'Rules change would be dangerous'
In the wake of the filibuster saga, former Legislative Council president Andrew Wong Wang-fat has warned against changing house rules to specify procedures for terminating a debate at the committee stage.
Wong expressed concern that any such changes could be abused by lawmakers.
His comments came after Legco president Tsang Yok-sing put the brakes on the filibuster of a contentious by-election bill on Thursday.
The delaying tactic by pan-democrats prompted pro-establishment lawmakers to call for a mechanism to stop filibusters at the committee stage, when legislators examine and vote on each amendment to a bill.
'It would be very dangerous to amend the rules of procedure,' said Wong, the last president of the legislature during British rule. 'The fear is that the majority at any one time might abuse it ... they can move the motion [to stop a debate] presumably sooner than [appropriate].'
Speaking after RTHK's City Forum, he said if such a rule were to be introduced, it should be done 'very carefully', so that the president or the chairman at the committee stage would be responsible to ensure the minority's rights were protected.
Wong said Tsang should not have stopped the marathon session 'merely based on his own judgment' but should have let the full council decide whether to stop the debate.
The session was to scrutinise People Power's 1,306 amendments and a government amendment to the Legislative Council (Amendment) Bill 2012, which bars lawmakers who resign from contesting by-elections in the same term for six months.
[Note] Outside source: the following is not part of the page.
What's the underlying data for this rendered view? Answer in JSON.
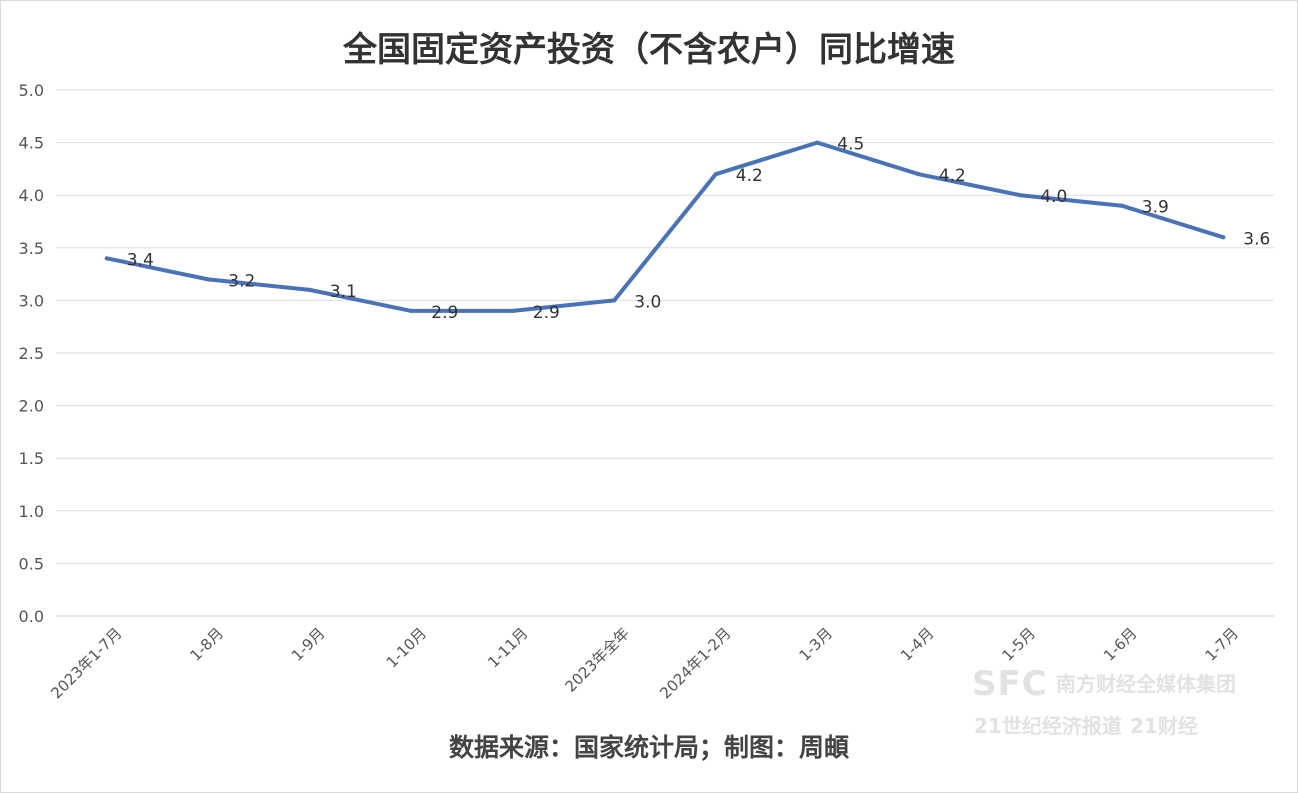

Tsang said earlier he did not think a closed-door meeting with lawmakers in the early hours of Thursday to discuss whether to halt the filibuster had ended on a sour note. He said a pan-democratic lawmaker had even initiated a handshake with him.
Democratic Party chairman Albert Ho Chun-yan said last night Tsang's assertion that pan-democrats did not strongly oppose the halt at the meeting was 'misleading'.
Democratic Party lawmaker Cheung Man-kwong admitted having shaken hands with Tsang but stressed that it was out of courtesy.
Meanwhile, Secretary for Security Ambrose Lee Siu-kwong, 63, declined to comment yesterday when asked if he would become the deputy chief secretary as rumoured.
But he said, considering his age and the fact he had already served the government for 38 years, it would be time for him to take a rest.
Two weeks ago, Secretary for Transport and Housing Eva Cheng hinted that she might quit after June 30 to make family a priority.